Jock was born at Norwood on 26 October 1911 and made his league debut in 1931. He kicked 45 goals in his 60 league games. His brilliant snap-shooting for six goals in a best-on-ground performance put North Adelaide out of the premiership race at Prospect Oval in 1936.
In 1937, when 70 football veterans gathered at Norwood Oval for a reunion, Oliver Plunkett and Port Adelaide's 1904 captain Jack Quinn together saw their sons Jock and Bob do battle on the field.
Jock was a regular league player as Norwood finished third in 1937 and 1938. He roved effectively to 'Big Bob' McLean, later boss of the Port Adelaide Football Club, and Norwood presented both with five-year service certificates in 1938.
Jock played kicked 27 goals in 61 games for Norwood in Association football between 1929 and 1940. He also umpired matches in the Catholic Young Men's Society competition in the early 1930s and coached the Rostrevor College First XVIII in 1940.
He was a sergeant in the AIF in World War II. In 1940 he and Norwood champions Alec Lill and Tom Warhurst were members of the AIF team which Port legend Bob Quinn led to victory over the RAAF at Adelaide Oval. A year later they were all comrades in Palestine.

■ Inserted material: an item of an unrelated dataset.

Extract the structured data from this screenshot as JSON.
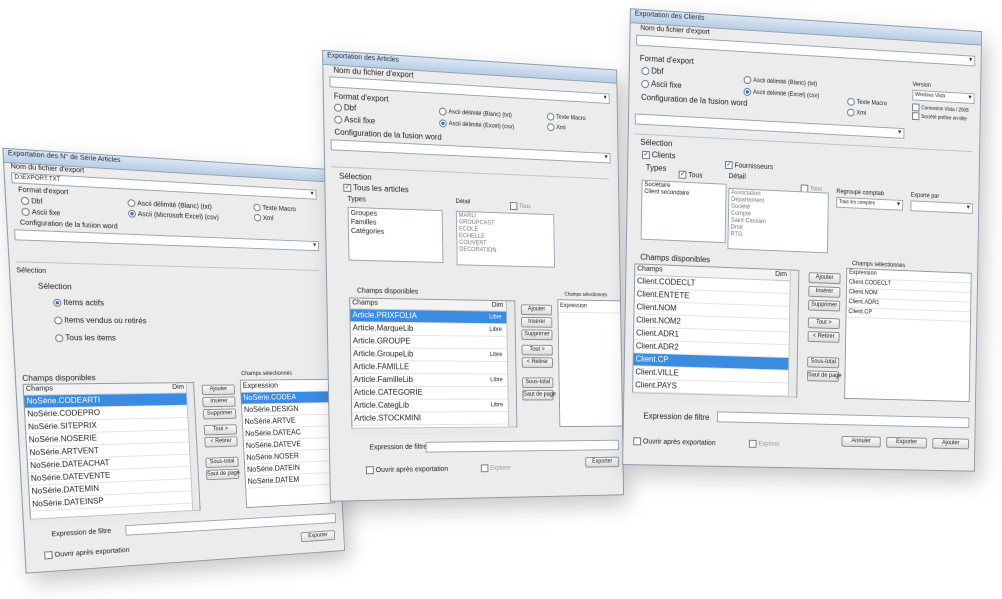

The Southern Cross newspaper of 1 August 1941 published a letter from Jock , a "noted parishioner of St Ignatius parish and stalwart of Norwood on the football field", in which he tells his revered mother Jennie of a motor tour of the Holy Land with five other servicemen and the celebration of Mass in a Carmelite Monastery.
In 1942 he was one of a number of soldiers overseas whose messages home were broadcast by the ABC. He died in 1994.